Figure 8.6.3 shows the model performance across different cross-validations. RMSE is not very consistent across all cross-validations. RMSE is different across different test datasets. However, the major issue in this dataset is that RMSE is still very high. For this dataset, none of the feature engineering and feature selection helped us achieve a workable model that can predict the price of used cars reliably. This indicates that the dataset requires data cleaning and domain-specific feature engineering. Domain knowledge in particular can help in organizing data that can be easier for the model to learn, finding anomalies, and treating it to ensure a dataset with the least amount of noise, and finally in creating features that permeate from domain knowledge.
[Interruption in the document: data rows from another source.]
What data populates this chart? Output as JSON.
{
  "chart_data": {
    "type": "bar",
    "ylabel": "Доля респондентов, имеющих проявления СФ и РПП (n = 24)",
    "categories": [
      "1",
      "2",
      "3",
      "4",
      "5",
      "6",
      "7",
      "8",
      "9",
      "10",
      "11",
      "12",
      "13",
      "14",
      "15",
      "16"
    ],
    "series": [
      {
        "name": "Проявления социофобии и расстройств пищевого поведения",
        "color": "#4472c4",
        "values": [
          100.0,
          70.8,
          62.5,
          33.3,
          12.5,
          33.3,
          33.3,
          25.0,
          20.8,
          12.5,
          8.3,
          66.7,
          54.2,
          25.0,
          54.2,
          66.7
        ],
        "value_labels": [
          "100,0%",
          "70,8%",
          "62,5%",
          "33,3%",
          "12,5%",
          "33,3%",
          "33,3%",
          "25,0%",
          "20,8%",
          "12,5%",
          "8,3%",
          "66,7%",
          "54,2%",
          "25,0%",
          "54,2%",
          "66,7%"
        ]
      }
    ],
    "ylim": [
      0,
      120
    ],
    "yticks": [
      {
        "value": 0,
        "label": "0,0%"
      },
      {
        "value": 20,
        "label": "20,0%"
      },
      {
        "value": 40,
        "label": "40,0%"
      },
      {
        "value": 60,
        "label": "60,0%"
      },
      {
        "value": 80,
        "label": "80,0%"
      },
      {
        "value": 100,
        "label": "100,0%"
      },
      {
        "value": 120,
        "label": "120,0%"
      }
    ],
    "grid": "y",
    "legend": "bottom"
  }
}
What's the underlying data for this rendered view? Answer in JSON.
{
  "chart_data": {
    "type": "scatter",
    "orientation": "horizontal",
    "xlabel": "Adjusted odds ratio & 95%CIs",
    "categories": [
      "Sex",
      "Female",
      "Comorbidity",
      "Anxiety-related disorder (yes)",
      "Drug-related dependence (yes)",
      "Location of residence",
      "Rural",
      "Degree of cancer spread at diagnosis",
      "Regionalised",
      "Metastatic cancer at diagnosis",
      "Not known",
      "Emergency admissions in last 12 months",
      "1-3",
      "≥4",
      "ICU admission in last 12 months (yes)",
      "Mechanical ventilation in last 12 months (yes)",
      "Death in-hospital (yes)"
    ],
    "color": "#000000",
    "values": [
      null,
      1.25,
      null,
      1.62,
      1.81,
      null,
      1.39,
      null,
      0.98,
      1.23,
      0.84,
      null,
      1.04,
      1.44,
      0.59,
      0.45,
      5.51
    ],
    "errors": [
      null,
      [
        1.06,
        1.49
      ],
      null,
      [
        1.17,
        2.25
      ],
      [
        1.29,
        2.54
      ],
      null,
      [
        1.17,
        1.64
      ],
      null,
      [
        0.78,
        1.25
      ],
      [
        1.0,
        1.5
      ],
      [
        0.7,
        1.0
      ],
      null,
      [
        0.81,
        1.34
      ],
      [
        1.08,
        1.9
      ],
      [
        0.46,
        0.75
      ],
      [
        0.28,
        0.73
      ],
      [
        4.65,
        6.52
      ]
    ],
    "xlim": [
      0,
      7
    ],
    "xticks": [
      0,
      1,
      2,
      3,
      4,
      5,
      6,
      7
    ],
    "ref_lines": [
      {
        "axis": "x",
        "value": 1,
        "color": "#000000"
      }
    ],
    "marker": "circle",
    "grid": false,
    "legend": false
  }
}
Figure 8.6.3 performance of the Lightgbm model with simulated annealing feature selection on cross-validation test, validation, and external test data for used car price prediction.

8.6.4 Coupon Recommendation

For this dataset, Xgboost performed the best with simulated annealing feature selection. It has 0.78 as precision for cross-validation test and validation dataset. For the external dataset, precision was noted as 0.79. This solution did have a downside with a low recall at 0.59 for the external test data. For simulated annealing, we used 35 iterations and 75 perturbs for performing feature selection. Figure 8.6.4 explains the model performance for each cross-validation.

This is the best performance that could be achieved for the dataset, across all feature selection methods and model techniques. However, these results are not good enough to be accepted as a reliable model. If either the precision or recall could have been close to 0.9 or higher, we could have obtained a reliable model. Hence, although model performance across different cross-validations is very similar, and there is a very small difference between the two different test datasets, we will discard this model.

In the absence of domain knowledge for this dataset, we at this point halt any further effort to improve the model for this dataset.

Figure 8.6.4 performance of the Xgboost model with simulated annealing feature selection on cross-validation test, validation, and external test data for coupon recommendation prediction.